No athlete representing Somalia has ever a won a medal at the Olympics, but 20-year-old Munirah Warsame is working hard to be the first when she competes at the summer games.
The taekwondo athlete was born in Britain after her parents fled violence in Somalia.
Warsame says flying the flag of her home country in Japan will be a proud moment.
"Feelings of representing my country in the Olympics for the first time is unreal as I have dreamed about this my whole life since literally the age of six when I first started Taekwondo. And also it is such an exciting experience; I foresaw it representing my home country for my first at the Olympics and, inshallah (God willing), I will do myself and my country proud," Warsame said.
According to the Somali Olympics committee, at least six athletes will represent the country in Tokyo in three categories: taekwondo, boxing, and track and field.

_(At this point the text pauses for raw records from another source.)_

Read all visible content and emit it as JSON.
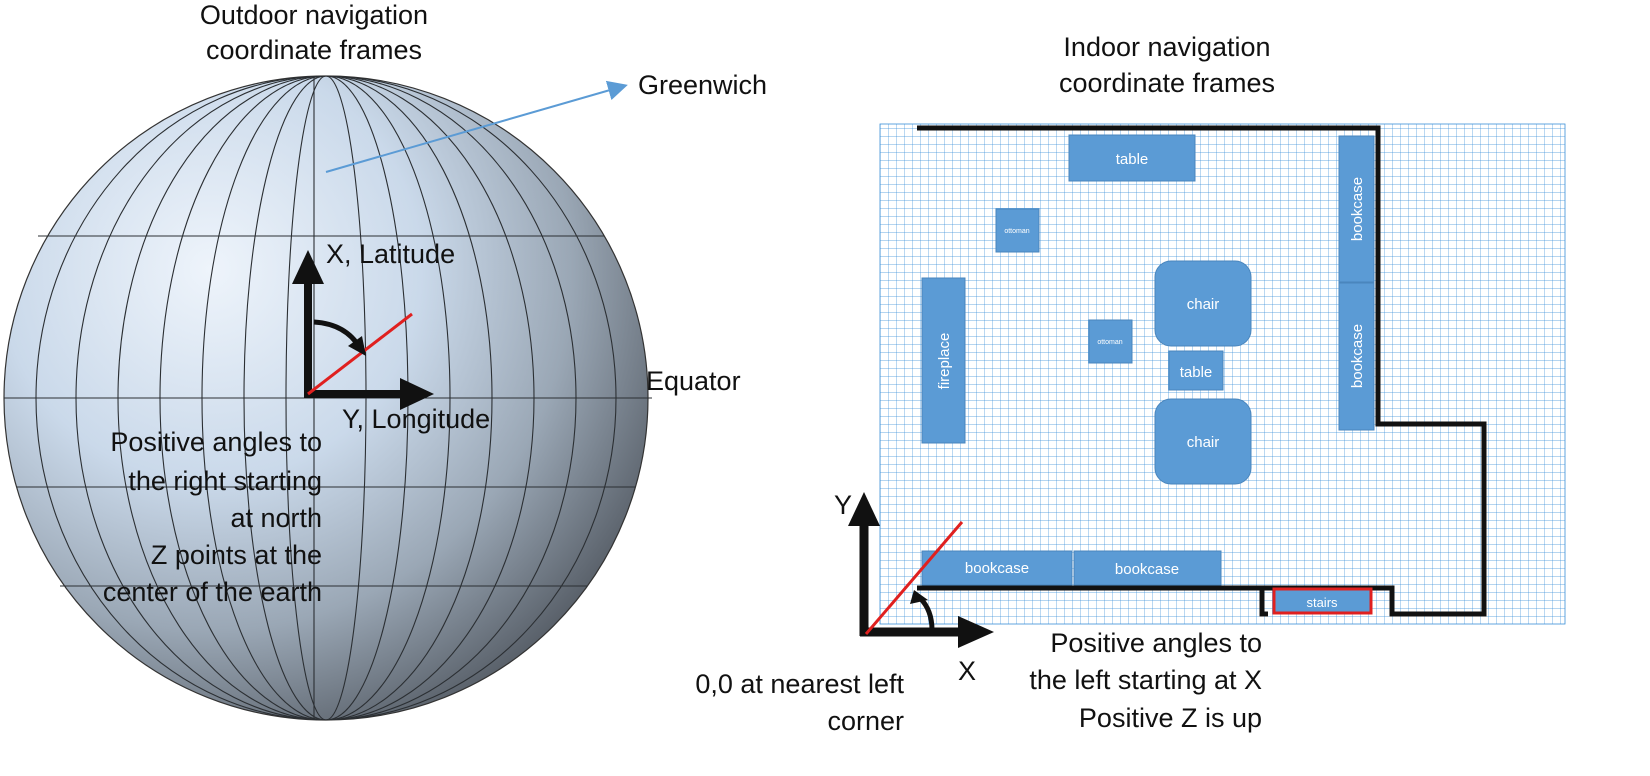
{
  "outdoor": {
    "title_line1": "Outdoor navigation",
    "title_line2": "coordinate frames",
    "greenwich_label": "Greenwich",
    "equator_label": "Equator",
    "x_axis_label": "X, Latitude",
    "y_axis_label": "Y, Longitude",
    "note_lines": [
      "Positive angles to",
      "the right starting",
      "at north",
      "Z points at the",
      "center of the earth"
    ]
  },
  "indoor": {
    "title_line1": "Indoor navigation",
    "title_line2": "coordinate frames",
    "x_axis_label": "X",
    "y_axis_label": "Y",
    "origin_note_line1": "0,0 at nearest left",
    "origin_note_line2": "corner",
    "angle_note_lines": [
      "Positive angles to",
      "the left starting at X",
      "Positive Z is up"
    ],
    "furniture": {
      "table_top": "table",
      "ottoman_1": "ottoman",
      "ottoman_2": "ottoman",
      "chair_1": "chair",
      "chair_2": "chair",
      "table_middle": "table",
      "fireplace": "fireplace",
      "bookcase_right_1": "bookcase",
      "bookcase_right_2": "bookcase",
      "bookcase_bottom_1": "bookcase",
      "bookcase_bottom_2": "bookcase",
      "stairs": "stairs"
    }
  },
  "colors": {
    "globe_light": "#dbe7f5",
    "globe_dark": "#5f6770",
    "grid_line": "#3a8fd8",
    "furniture_fill": "#5b9bd5",
    "angle_ray": "#e0201f",
    "stairs_border": "#e0201f",
    "arrow": "#111111"
  }
}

Taekwondo coach Dudley Ricardo says his team is very well prepared despite its financial challenges.
"The potential of the Somali national team is looking quite bright and promising. I believe we have a small but strong current team with up-and-coming young team members and we will be able to see much more results in future competitions. The only restraints we have is funding to allow the athletes' valuable ring time and more competitions and training camps," Ricardo said.
Taekwondo is not a well-known sport in Somalia. But Ahmed Issa, the vice president of the Somali Taekwondo Federation says it is conducting and outreach and awareness campaign in the country to find more capable athletes like Warsame who could represent Somalia in international competitions.
"[The] Somali taekwondo federation is planning to recruit more youth to take the sport especially in universities, colleges, and schools. We try to do our free training sessions and hire special coaches from the international level so people are really interested to be part of [the] taekwondo sport," Issa said.
More than 11,000 athletes from around the world are expected to participate in the Tokyo games, which were rescheduled from last year because of the coronavirus pandemic.